Wir haben doch gerade erst vor drei Wochen die Vorlage zur Verlängerung der Zweckentfremdungsverordnung gehabt. Begründung: In Hamburg herrscht nach wie vor Wohnungsknappheit, ein angespannter Wohnungsmarkt und in einer Stadt mit einem angespannten Wohnungsmarkt ist ein öffentliches Wohnungsunternehmen ein unverzichtbares Instrument.

(Doris Mandel SPD: Man muss auch Neubau betreiben!)
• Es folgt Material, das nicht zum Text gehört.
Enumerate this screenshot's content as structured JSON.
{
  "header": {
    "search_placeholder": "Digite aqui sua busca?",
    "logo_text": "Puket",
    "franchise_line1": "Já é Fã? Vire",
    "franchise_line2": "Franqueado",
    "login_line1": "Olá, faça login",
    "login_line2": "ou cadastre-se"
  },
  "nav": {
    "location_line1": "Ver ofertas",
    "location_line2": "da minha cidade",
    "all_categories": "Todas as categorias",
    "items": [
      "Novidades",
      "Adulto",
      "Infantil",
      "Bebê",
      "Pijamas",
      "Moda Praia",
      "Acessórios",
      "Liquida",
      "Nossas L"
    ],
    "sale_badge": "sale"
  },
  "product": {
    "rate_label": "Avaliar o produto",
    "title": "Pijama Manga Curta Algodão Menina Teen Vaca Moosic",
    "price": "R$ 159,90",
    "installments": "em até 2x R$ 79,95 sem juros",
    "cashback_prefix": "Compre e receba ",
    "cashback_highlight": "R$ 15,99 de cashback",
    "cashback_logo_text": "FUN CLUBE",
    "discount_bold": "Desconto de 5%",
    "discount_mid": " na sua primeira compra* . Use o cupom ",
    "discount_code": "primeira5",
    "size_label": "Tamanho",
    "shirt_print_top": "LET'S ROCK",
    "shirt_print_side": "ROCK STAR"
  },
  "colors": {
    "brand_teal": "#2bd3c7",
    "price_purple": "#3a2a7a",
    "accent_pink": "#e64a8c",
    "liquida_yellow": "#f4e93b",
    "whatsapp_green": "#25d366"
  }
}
Meine Damen und Herren! Die Mieter werden bluten müssen. Das ist meine These und diese dürre Vorlage kann das Gegenteil nicht belegen. Die Liquiditätssteigerungen werden aus den Mieten erfolgen. Das hatte Herr Peiner bei der letzten Debatte am 18. Januar auch gesagt, dass die Investitionen des Unternehmens um 50 Millionen Euro pro Jahr reduziert werden. Ihre Aussage, steht im Protokoll, Herr Peiner.

Es heißt in der Vorlage auch, dass der Wohnungsbestand weitgehend in einen anforderungsgerechten und marktgängigen Zustand versetzt worden ist.

(Wilfried Buss SPD: Hört, hört!)

Hört, hört, anforderungsgerecht und marktgängig. Was bedeutet das? 55 000 Wohnungen von SAGA und GWG sind in den letzten zehn Jahren saniert worden. Richtig.

Aber SAGA und GWG haben 133 000 Wohnungen. Was ist mit den übrigen 77 000 Wohnungen von SAGA und GWG?

(Beifall bei der GAL und der SPD)

In welchem Zustand befinden sich die, meine Damen und Herren. Ich weiß nicht, ob Sie viele Wohnungen von SAGA und GWG in dieser Stadt kennen. Ich kenne einige und viele von denen, die ich kenne, schreien danach, saniert zu werden. Wenn man sich anschaut, mit welchem Standard die SAGA zuweilen modernisiert, wünscht man sich doch häufig, dass dort mehr Geld dafür vorhanden ist. Es heißt hier "anforderungsgerecht und marktgängig". Marktgängig, das ist ein weites Feld. In einer Stadt, in der Wohnraumknappheit herrscht, ist fast alles marktgängig. Das ist also Ihr Kriterium zur Qualität, das Sie den Mietern von SAGA und GWG anbieten wollen. Sie speisen also 300 000 Menschen mit anforderungsgerechtem und marktgängigem Wohnraum ab und dafür dürfen die mit ihren Mieten die Lustbarkeiten in der HafenCity mitfinanzieren, wo die Wohnungen übrigens zu den teuersten in der Stadt gehören. Meine Damen und Herren, deswegen meine ich, dass das ein absolut unsozialer Vorgang ist.